Pembangunan yang bertujuan merubah kondisi sosial dilaksanakan dengan cara memberdayakan ekonomi, ironisnya hal ini cenderung menciptakan ketidak berdayaan politis dan lapisan masyarakat tertentu. Pembangunan kita sekarang lebih cenderung kepada pembebasan masyarakat dari kemiskinan ekonomi, namun tidak membebaskan manusia dari kondisi politik tanpa dominasi atau demokratis. Oleh karenanya kita harus kembali kepada nilai-nilai Pancasila untuk pendidikan kita. Membumikan pancasila dalam kehidupan bermasyarakat, berbangsa dan bernegara. Membumikan Pancasila berarti menjadikan nilai-nilai Pancasila menjadi nilai-nilai yang hidup dan diimplementasikan dalam kehidupan sehari-hari. Pendidikan telah mengkhianati misi utamanya untuk mencerdaskan kehidupan bangsa tanpa membeda-bedakan status sosial. Realitasnya pendidikan saat ini lebih sibuk melayani golongan sosial tertentu dan menjadi pelayan setia pada kapitalisme. Materialisasi pendidikan sudah mulai menggejala dan menggeser ideologi pendidikan yang
mengarah kepada ideologi materiali kapitalis dan kurikulum disusun dan diorientasikan untuk mampu mendapatkan pekerjaan dibungkus dengan baju modernitas. Harus diakui pendidikan telah kehilangan orientasi dan mengalami krisis identitas. Kita tidak memiliki sistem pendidikan yang bersifat ke Indonesiaan.
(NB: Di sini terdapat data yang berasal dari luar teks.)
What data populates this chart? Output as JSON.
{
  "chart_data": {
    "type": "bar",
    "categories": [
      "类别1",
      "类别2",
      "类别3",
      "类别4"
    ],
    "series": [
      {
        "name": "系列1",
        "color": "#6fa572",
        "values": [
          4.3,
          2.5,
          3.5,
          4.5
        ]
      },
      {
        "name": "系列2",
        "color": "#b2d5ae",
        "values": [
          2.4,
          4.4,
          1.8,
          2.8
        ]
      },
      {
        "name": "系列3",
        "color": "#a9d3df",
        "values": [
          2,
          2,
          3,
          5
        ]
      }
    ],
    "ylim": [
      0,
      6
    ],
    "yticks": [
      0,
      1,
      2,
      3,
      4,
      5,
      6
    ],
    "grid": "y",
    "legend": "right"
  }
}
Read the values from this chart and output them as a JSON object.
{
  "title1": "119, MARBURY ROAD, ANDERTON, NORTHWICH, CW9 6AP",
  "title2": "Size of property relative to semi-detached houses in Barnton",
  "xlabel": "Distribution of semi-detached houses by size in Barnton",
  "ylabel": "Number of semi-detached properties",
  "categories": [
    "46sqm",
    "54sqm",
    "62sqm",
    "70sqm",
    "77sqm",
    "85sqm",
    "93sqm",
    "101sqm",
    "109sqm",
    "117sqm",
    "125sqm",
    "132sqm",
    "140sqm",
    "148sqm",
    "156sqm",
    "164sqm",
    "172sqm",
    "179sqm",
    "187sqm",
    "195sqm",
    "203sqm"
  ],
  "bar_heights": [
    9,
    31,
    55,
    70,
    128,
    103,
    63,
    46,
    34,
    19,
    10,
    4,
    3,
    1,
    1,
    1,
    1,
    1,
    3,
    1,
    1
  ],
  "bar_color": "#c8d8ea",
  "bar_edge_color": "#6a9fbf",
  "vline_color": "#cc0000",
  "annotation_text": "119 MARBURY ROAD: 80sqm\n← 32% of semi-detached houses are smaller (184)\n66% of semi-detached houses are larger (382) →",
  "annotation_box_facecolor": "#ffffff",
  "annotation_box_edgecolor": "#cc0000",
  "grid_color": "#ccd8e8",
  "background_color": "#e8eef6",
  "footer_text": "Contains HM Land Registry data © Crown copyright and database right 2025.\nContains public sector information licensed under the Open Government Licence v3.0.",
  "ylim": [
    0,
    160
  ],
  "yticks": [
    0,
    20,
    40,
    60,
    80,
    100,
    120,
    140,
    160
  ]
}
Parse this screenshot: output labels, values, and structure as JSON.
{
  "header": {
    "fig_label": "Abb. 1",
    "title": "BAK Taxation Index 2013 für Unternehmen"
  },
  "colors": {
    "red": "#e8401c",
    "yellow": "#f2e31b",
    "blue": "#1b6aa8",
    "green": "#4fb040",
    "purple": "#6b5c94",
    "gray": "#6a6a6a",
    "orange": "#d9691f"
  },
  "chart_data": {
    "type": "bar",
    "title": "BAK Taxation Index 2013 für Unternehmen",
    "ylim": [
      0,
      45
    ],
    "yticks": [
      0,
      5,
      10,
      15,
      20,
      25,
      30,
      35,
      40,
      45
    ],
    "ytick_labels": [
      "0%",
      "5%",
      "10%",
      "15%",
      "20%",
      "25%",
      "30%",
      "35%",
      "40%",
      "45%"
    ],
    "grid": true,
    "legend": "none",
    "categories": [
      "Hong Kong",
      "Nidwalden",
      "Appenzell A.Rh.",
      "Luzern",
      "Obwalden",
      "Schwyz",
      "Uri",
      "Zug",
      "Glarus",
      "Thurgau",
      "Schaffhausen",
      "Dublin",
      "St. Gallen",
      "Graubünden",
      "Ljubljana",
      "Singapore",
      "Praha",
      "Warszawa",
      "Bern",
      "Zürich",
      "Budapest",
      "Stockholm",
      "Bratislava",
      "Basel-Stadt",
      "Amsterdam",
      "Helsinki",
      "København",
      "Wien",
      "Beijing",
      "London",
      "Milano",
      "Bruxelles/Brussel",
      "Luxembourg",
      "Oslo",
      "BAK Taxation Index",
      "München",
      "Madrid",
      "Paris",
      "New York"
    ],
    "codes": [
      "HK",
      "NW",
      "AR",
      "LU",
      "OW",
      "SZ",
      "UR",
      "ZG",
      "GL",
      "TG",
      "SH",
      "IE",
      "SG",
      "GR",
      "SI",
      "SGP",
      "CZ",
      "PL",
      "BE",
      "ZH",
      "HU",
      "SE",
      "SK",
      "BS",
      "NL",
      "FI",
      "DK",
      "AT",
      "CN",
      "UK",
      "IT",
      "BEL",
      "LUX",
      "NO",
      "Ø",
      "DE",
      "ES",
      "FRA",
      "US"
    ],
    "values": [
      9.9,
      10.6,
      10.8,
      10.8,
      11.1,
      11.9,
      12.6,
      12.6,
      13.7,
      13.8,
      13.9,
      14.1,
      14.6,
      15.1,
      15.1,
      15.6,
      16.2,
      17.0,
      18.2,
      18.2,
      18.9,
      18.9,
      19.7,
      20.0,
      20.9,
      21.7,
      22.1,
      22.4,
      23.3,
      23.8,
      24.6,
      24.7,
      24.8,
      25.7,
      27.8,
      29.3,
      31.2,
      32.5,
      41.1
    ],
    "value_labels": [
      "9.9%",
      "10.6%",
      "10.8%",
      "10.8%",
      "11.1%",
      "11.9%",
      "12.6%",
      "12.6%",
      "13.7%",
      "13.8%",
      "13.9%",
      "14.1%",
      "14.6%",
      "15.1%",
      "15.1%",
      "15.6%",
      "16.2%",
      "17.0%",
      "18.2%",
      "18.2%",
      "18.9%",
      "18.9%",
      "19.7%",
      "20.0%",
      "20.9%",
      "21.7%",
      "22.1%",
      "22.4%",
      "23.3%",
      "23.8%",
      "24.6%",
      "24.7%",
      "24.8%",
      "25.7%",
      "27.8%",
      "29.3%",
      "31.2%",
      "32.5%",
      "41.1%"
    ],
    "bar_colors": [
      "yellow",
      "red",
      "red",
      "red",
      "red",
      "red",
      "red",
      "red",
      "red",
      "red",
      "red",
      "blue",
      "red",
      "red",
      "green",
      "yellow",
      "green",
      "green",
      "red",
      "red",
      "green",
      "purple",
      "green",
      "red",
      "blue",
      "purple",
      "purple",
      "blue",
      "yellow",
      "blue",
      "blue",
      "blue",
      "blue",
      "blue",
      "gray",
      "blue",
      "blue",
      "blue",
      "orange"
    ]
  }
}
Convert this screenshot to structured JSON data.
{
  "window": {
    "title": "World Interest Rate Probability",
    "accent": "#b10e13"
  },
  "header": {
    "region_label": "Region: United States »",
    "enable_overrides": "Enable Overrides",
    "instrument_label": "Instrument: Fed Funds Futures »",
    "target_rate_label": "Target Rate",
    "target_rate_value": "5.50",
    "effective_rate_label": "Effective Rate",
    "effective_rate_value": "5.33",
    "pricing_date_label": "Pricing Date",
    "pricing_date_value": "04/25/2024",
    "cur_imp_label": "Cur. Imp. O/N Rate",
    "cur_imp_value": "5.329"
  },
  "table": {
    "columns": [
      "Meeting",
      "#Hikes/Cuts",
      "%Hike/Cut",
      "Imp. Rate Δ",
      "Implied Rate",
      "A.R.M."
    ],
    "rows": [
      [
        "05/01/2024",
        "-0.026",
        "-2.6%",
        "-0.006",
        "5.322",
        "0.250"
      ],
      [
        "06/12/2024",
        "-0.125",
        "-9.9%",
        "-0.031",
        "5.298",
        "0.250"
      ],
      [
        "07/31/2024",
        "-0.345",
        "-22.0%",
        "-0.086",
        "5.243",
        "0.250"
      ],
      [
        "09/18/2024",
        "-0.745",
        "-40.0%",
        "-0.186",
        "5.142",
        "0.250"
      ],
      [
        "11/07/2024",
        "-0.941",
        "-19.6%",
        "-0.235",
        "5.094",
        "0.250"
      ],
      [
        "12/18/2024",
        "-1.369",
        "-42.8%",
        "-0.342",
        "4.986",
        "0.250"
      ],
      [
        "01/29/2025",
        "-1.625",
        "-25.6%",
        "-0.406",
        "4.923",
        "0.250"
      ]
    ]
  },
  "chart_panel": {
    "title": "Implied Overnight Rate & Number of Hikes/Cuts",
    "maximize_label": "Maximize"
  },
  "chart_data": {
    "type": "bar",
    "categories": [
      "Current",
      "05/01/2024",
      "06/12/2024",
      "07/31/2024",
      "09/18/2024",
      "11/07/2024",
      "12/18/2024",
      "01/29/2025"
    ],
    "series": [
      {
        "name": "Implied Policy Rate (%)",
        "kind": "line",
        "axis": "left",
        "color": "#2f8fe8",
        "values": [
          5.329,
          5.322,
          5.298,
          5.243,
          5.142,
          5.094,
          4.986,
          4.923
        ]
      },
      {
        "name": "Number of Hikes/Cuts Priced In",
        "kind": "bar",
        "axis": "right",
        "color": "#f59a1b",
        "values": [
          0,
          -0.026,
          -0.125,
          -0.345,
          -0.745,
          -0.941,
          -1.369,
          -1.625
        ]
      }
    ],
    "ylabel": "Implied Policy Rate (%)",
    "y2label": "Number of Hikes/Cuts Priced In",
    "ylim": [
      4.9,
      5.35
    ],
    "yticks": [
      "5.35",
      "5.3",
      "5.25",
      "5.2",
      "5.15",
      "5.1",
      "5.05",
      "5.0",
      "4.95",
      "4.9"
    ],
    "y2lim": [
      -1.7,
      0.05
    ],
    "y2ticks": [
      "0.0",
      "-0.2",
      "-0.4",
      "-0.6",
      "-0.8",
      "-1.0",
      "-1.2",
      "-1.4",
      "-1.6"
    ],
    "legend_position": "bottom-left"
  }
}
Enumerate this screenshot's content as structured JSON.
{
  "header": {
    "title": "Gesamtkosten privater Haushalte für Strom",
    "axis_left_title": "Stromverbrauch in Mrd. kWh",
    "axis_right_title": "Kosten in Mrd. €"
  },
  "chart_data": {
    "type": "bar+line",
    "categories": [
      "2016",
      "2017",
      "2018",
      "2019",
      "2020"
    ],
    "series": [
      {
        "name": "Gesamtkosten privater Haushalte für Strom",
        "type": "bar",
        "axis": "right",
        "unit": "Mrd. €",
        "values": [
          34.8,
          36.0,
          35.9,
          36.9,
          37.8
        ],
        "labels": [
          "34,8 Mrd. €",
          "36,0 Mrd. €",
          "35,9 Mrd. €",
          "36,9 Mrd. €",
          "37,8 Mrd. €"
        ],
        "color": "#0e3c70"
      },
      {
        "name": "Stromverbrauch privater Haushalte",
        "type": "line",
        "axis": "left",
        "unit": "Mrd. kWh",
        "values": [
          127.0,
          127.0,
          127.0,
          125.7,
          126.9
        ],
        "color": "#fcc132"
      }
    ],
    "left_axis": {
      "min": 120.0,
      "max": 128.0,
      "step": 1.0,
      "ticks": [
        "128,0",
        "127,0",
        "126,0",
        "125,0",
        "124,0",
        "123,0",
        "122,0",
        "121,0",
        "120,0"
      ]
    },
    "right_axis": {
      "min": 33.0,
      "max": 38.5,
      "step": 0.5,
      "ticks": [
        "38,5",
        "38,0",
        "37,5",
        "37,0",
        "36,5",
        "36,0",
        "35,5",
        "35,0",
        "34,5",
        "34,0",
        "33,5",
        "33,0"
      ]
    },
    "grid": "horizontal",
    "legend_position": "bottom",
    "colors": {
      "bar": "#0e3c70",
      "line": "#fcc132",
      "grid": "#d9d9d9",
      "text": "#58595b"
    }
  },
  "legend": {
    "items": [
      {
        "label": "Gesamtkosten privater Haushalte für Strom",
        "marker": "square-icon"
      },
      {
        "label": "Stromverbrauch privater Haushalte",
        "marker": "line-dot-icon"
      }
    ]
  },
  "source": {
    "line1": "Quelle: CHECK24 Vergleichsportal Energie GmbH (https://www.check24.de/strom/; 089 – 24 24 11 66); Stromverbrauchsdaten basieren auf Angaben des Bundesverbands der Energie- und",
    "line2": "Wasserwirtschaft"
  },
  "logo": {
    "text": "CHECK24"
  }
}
Melihat dari berbagai masalah di atas, dapat disimpulkan karena kita menghianati dari nilai-nilai pancasila sebagai falsafah hidup kita sebagai bangsa Indonesia. Filsafat Pendidikan pancasila sudah seharusnya sebagai sebuah paradigma pendidikan yang mampu mensintesakan antara keinginan sistem pendidikan modern dan sistem pendidikan yang
menginginkan terjaganya nilai nilai manusia pancasilais, dan perlu diperhatikan bahwa nilai-nilai pancasila seharusnya tidak hanya menyentuh ranah kognisinya saja, tapi juga pada ranah afeksi dan psikomotorik.
5 Mei 2021
Penulis ini bernama Falih Nasrullah, berasal dari Toboali, Bangka Selatan.